# taz.de -- Stadtplanung am Bosporus: Die Vision des Präsidenten
       
       > Neue Großprojekte werden Istanbul gründlich verändern: eine gewaltige
       > Bosporusbrücke, ein Megaflughafen, breite Autobahnen.
       
 (IMG) Bild: Noch ist die Nord-Marmara-Autobahn ein Baustelle – bald führt sie zur dritten Bospurus-Brücke.
       
       ISTANBUL taz | „Ja, es ist wunderschön hier. Der Blick auf den Bosporus und
       das Schwarze Meer, die intakte Natur und die Ruhe.“ Mustafa Suer lehnt sich
       zufrieden in seinem Stuhl zurück. Er ist Kapitän im Ruhestand. Für seinen
       Lebensabend hat er sich ein Haus in Poyrazköy gekauft, einem kleinen Dorf
       am Ausgang des Bosporus ins Schwarze Meer.
       
       Noch ist die lärmende, überfüllte Metropole Istanbul gut 30 Kilometer
       entfernt. Die kleine Straße zum Dorf führt durch Kiefernwälder und
       Hochmoore, und weil es von Poyrazköy aus nicht mehr weitergeht, ist sie
       kaum befahren.
       
       Zweimal am Tag kommt ein Bus. Ansonsten verlassen die Bewohner ihren Ort
       mit einem der Schiffe der Fischfangflotte, die im großen Hafen unterhalb
       der Terrasse vertäut sind, auf der Mustaf Suer seine Tage verbringt. Hier
       vor einem Teehaus unter großen Kastanienbäumen hat man einen guten
       Überblick über den Hafen und die großen Pötte, die über den Bosporus im
       Minutentakt ins Schwarze Meer einfahren: russische Tanker, Containerschiffe
       für Odessa oder Konstanza und ab und zu ein Fährschiff mit dem Ziel Trabzon
       an der türkischen Schwarzmeerküste.
       
       Seit einigen Monaten aber ist nichts mehr, wie es war: Direkt hinter der
       Hafeneinfahrt von Poyrazköy wuchs ein gigantischer Brückenpfeiler in die
       Luft. 320 Meter hoch ragt er jetzt in den Himmel, auch sein Pendant auf der
       gegenüberliegenden, der europäischen Seite, ist fertig. Vor einigen Wochen
       ist das erste Stahlseil von Pfeiler zu Pfeiler gespannt worden, seitdem
       werden die vorgefertigten Teile für die neue – dritte und bislang größte –
       Bosporusbrücke in die Stahlseile eingehängt.
       
       „Bis August“, meint Mustafa Suer, „ist die Lücke zwischen der europäischen
       und der asiatischen Seite geschlossen.“ Er sieht das ganz gelassen, die
       Aufregung der Umweltschützer und Istanbuler Intellektuellen kann er nicht
       nachvollziehen. „Das ist Fortschritt, und es wurde Zeit, dass der auch zu
       uns kommt.“ Er war in Hamburg, als der Tunnel unter der Elbe gebaut wurde.

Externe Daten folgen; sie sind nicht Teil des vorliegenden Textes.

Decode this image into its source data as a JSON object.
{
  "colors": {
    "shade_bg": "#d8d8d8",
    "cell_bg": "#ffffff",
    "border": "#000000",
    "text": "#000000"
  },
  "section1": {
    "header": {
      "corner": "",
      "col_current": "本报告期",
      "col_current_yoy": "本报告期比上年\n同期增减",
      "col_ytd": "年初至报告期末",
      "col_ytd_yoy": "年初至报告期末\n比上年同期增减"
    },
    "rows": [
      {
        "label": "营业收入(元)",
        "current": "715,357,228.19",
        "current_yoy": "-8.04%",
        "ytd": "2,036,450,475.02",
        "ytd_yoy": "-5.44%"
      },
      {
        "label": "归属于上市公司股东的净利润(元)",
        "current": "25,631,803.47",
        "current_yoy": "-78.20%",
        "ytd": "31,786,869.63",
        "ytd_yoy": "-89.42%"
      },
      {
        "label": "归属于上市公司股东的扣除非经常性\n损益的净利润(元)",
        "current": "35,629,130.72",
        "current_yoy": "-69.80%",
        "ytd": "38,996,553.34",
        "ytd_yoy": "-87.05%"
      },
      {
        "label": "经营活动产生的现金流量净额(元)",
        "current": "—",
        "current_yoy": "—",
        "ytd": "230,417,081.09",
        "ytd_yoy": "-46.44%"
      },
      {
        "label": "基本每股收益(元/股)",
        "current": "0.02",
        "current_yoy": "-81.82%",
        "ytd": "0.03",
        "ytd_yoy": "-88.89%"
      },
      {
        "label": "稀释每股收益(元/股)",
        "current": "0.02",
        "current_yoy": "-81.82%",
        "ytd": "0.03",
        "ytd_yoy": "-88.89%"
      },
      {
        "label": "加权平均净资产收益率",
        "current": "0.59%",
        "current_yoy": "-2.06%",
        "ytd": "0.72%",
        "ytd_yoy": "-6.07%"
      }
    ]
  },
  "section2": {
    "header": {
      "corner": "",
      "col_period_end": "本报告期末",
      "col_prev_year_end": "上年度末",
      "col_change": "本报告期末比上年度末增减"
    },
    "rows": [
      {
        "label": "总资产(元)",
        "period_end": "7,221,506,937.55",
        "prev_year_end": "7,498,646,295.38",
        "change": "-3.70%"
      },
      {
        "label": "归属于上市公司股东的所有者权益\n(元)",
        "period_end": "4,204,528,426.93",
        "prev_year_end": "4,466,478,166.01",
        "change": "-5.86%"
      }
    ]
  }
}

       „Das war für Hamburg auch ein großer Fortschritt, und Istanbul, ja die
       ganze Türkei braucht noch einiges mehr davon.“
       
       „In Poyrazköy“, davon ist Mustafa Suer überzeugt, „werdet ihr keinen
       Menschen finden, der die Brücke nicht mag. Wir sind alle für den
       Fortschritt.“ Dafür wird ihr idyllischer Ort allerdings einen hohen Preis
       zahlen – den der Kapitän und die anderen, überwiegend älteren Männer im
       Teehaus über dem Hafen von Poyrazköy offenbar zu zahlen bereit sind.
       
       Kurz vor dem Ort liegt die Großbaustelle für die künftige Autobahn, die
       bald Hunderttausende Autos täglich zur Brücke hin- und über den Bosporus
       hinwegführen wird. Acht Fahrspuren wird sie haben, eine breite Schneise
       zerteilt bereits den Wald. 60 Meter breit wird die Brücke, darüber sollen
       später neben den Autos auch Züge rollen. Dass die Brücke die Idylle in
       Poyrazköy radikal ausradieren wird, können die Männer im Teehaus sich wohl
       noch nicht vorstellen.
       
       ## Neue Satellitenstadt
       
       Doch die Erfahrungen, die Istanbul nach dem Bau der ersten und zweiten
       Bosporusbrücke gemacht hat – zusammen mit den weitreichenden Plänen, die
       die türkische Regierung und Präsident Tayyip Erdogan mit der Brücke
       verbinden –, sprechen ihre eigene Sprache: Die ersten beiden
       Bosporusbrücken haben innerhalb weniger Jahre große neue Siedlungsgebiete
       vor allem auf der asiatischen Seite Istanbuls erschlossen.
       
       Nicht zuletzt deshalb wuchs die Stadtbevölkerung rapide: von fünf Millionen
       Anfang der 70er Jahre auf 15 Millionen Einwohner heute. Genauso wird es mit
       der dritten Brücke kommen – und die Wälder im Norden, die das Stadtklima
       verbessern helfen – zwischen Istanbul und dem Schwarzen Meer werden
       verschwinden. Die Stadtplaner befördern dies.
       
       Denn es geht nicht nur um die Brücke allein: Ebenfalls in Sichtweite des
       Schwarzen Meeres, etwa 35 Kilometer vom heutigen Stadtzentrum entfernt im
       Nordwesten der Stadt, entsteht einer der größten Flughäfen weltweit (siehe
       Kasten). Die geplanten Autobahnen werden die dritte Brücke mit dem
       bestehenden Autobahnring und dem künftigen Großflughafen verbinden.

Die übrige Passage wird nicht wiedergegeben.